The Times found that some of the academy’s 15 branches are almost exclusively white and male. Caucasians currently make up 90% or more of every academy branch except actors, whose roster is 88% white. The academy’s executive branch is 98% white, as is its writers branch.
Men compose more than 90% of five branches, including cinematography and visual effects. Of the academy’s 43-member board of governors, six are women; public relations executive Cheryl Boone Isaacs is the sole person of color.
Well, it’s pretty hard to dole out the blanco salami in smaller portions when there’s so much of it.
NOT TO BE outdone, the New York Times published a fascinating story about the Academy Awards broadcast itself with specific regard to its declining ratings.
ABC estimated that this year’s Academy Awards broadcast, with two sparsely seen movies, “The Artist” and “The Iron Lady,” sweeping the top categories, drew about 39.3 million viewers, up 3.7 percent from last year. That’s about 13 percent of the United States population. Among adults 18 to 49, viewership was flat, at 14.9 million.
In the 1990s and shortly afterward, when populist movies like “Forrest Gump” and “Gladiator” won top prizes, the Oscars telecast routinely delivered about 45 million total viewers. The high point came in 1998, when the telecast delivered a peak audience of around 57.3 million.
Why it matters which movies won this year in terms of ratings, I don’t understand (I guess people saw Meryl Streep win again and were like, “Fuck this,” and switched the channel), particularly when several of the movies nominated for awards did fine at the box office. Pretty sure that Harry Potter picture did OK. Wasn’t The Help out for the entire summer? Seemed that way. And people were practically knocking each other over to praise Midnight in Paris – so I presume at least half of those people actually saw the movie.
But, the Academy Awards just isn’t the powerhouse it used to be – they want the show to be on the level with the Super Bowl and what not, but it’s just not happening as they’ve seen their overall numbers slip after 1998, but can they really blame us, the viewers? That’s the year Shakespeare in Love beat Saving Private Ryan for Best Picture. I still can’t believe that happened. World War II vs a silly little period romantic comedy? I was particularly surprised it won since it’s star (the wonderful Gweneth Paltrow) didn’t earn a best actress nomination, but then, there was also the year during which LOTR: Return of the King beat Mystic River, and that was a much bigger disgrace, so… you know, you reap what you sow, as the saying goes.
The Academy is also worried about their ratings with the younger audience, so of course, they ran out and hired Billy Crystal to host this year. Makes sense. I think this was his ninth time hosting… so yeah, I’ve seen his act before and didn’t really need to see it again.

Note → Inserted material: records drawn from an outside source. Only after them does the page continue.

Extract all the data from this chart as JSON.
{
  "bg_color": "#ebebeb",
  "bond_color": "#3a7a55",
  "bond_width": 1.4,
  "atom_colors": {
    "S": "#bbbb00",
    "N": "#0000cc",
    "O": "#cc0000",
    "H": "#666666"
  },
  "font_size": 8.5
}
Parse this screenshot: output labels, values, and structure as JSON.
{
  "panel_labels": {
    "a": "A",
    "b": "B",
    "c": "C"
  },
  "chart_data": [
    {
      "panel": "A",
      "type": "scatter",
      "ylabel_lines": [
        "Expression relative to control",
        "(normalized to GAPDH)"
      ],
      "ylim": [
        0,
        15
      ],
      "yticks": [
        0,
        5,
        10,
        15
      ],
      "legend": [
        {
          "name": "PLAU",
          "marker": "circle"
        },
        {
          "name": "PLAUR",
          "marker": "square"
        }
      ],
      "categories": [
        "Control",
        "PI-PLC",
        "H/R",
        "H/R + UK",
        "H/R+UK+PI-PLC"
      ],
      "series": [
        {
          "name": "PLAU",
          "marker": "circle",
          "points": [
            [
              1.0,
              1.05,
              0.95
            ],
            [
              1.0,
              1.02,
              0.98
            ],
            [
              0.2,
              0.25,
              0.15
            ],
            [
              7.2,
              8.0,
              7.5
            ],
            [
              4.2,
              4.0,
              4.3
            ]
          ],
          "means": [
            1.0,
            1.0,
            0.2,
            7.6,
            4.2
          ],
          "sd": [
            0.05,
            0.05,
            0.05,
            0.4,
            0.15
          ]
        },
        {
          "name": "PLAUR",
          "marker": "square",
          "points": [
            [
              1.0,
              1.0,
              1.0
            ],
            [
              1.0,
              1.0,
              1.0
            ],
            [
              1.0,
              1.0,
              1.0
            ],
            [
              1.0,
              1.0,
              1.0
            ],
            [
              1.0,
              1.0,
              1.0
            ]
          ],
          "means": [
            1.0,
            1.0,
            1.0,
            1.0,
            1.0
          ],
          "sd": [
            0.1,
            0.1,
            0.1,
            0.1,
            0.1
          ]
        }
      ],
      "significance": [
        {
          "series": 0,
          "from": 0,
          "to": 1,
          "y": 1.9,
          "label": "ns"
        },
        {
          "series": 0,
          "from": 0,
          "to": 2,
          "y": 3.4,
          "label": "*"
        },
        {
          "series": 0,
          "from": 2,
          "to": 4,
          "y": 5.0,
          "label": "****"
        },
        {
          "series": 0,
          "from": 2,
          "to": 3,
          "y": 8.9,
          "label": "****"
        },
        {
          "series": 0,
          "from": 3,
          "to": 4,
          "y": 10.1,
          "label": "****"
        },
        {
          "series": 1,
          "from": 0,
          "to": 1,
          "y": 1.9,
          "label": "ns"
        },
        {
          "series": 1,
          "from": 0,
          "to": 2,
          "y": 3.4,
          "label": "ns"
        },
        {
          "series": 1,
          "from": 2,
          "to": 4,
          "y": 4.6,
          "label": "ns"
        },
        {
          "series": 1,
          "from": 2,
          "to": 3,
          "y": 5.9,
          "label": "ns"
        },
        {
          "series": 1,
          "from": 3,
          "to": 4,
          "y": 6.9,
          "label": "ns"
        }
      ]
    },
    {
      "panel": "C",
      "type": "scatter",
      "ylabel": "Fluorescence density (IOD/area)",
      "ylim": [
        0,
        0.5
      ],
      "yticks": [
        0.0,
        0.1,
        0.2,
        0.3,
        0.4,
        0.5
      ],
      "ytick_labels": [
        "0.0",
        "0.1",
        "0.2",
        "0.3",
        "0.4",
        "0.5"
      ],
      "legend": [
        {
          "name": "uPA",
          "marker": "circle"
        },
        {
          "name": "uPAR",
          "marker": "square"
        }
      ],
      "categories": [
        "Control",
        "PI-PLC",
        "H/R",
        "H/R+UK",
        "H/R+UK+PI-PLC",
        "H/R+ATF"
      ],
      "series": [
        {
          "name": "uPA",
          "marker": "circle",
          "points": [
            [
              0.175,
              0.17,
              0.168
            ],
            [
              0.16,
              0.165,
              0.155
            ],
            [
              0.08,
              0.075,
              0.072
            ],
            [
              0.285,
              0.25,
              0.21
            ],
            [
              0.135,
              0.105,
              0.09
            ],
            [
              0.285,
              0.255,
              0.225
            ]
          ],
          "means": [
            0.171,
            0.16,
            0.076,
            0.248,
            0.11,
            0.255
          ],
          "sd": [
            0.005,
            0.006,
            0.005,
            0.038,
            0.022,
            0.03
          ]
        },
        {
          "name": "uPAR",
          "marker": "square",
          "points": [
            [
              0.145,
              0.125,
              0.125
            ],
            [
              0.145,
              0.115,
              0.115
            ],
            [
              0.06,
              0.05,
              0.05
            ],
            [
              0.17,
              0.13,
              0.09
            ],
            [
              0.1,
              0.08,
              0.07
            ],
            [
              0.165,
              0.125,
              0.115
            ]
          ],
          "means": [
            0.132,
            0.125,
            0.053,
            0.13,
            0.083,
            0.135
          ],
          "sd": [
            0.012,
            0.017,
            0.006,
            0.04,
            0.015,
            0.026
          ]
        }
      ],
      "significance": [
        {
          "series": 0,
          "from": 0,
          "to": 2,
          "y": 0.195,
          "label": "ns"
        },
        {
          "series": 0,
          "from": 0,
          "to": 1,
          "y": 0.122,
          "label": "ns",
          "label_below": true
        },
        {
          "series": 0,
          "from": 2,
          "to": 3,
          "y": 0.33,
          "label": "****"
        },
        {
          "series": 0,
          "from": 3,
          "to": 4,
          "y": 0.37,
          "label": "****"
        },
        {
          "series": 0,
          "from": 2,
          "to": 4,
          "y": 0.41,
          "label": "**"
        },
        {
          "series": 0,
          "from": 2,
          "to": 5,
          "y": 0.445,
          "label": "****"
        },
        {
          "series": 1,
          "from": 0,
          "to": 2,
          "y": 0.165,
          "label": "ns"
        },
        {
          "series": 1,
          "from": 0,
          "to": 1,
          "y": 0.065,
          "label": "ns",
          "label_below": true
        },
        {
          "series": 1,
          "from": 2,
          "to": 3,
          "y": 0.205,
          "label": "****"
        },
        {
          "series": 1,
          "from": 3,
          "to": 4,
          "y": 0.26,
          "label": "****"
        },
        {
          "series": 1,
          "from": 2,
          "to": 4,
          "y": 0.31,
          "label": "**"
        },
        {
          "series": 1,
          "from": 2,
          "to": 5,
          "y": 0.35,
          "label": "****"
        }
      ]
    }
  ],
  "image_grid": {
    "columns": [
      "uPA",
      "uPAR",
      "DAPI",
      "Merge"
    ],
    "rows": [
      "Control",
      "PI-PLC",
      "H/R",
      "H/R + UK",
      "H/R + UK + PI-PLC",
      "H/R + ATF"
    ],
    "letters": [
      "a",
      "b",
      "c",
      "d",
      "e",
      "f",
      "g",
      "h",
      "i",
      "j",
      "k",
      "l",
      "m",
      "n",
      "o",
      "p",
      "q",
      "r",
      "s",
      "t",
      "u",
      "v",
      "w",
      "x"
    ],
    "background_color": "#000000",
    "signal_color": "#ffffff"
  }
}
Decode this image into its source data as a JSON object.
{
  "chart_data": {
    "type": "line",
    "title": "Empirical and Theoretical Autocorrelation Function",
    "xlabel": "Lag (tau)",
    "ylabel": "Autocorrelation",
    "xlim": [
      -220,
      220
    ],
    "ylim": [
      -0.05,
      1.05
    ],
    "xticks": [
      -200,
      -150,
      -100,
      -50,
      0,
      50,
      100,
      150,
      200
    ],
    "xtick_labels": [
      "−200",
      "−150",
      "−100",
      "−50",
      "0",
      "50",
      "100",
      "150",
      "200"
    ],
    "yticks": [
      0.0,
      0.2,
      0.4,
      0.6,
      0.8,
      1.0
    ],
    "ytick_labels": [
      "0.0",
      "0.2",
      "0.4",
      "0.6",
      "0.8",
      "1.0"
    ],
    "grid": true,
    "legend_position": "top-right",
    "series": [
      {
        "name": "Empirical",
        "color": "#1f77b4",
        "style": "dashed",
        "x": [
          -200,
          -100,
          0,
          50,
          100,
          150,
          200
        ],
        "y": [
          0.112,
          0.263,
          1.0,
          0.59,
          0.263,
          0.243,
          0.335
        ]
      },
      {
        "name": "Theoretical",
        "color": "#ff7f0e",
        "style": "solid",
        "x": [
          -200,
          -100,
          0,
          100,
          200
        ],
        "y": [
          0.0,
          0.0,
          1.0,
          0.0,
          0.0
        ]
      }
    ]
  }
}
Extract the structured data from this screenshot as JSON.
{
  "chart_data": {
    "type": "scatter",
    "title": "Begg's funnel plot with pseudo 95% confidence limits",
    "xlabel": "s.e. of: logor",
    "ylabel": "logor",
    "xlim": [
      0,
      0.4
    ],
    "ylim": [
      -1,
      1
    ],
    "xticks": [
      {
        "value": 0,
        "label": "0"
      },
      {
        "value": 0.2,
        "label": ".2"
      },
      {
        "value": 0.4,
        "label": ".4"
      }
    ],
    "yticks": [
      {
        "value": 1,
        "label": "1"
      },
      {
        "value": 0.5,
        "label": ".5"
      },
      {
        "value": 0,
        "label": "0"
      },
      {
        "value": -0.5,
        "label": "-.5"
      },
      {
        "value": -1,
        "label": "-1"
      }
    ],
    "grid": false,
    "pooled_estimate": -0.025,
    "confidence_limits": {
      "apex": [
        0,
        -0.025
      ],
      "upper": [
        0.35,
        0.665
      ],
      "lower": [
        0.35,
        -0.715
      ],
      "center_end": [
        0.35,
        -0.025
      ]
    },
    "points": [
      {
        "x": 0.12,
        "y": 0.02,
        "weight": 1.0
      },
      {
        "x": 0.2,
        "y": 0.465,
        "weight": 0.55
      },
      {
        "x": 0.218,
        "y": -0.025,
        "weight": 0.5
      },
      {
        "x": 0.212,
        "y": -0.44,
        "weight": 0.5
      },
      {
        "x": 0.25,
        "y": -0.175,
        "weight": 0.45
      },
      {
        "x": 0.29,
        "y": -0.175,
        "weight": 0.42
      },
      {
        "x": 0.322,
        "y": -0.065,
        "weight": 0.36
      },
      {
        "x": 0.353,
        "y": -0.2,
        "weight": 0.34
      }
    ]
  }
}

Speaking of things we didn’t see, what the hell happened to Best Song? I know the lazy bastards only got around to nominating 2 songs out of an eligible 30 or so, but there was no time to perform them, so we got a Cirque Du Soleil performance instead? What the shit is that? How acrobats flying around the theater is more relevant than hearing a live performance of “Am I a Man or a Muppet?” I will never understand.
The entire situation has become some strange illogical puzzle. You’ve got a deeply flawed awards show that runs too long, gives awards out seemingly at random (or laziness – as in, “I didn’t see all of the movies, but fuck it – just give it to Meryl Streep, she’s brilliant.”) and doesn’t always show things that have anything to do with movies while the movie industry itself continues to shat out (by and large) an inferior product. There are solutions to their problems, but I guess it’s hard to get around to implementing them when your organization’s median age is 62 and everyone wants to get to the early bird special at Sizzler.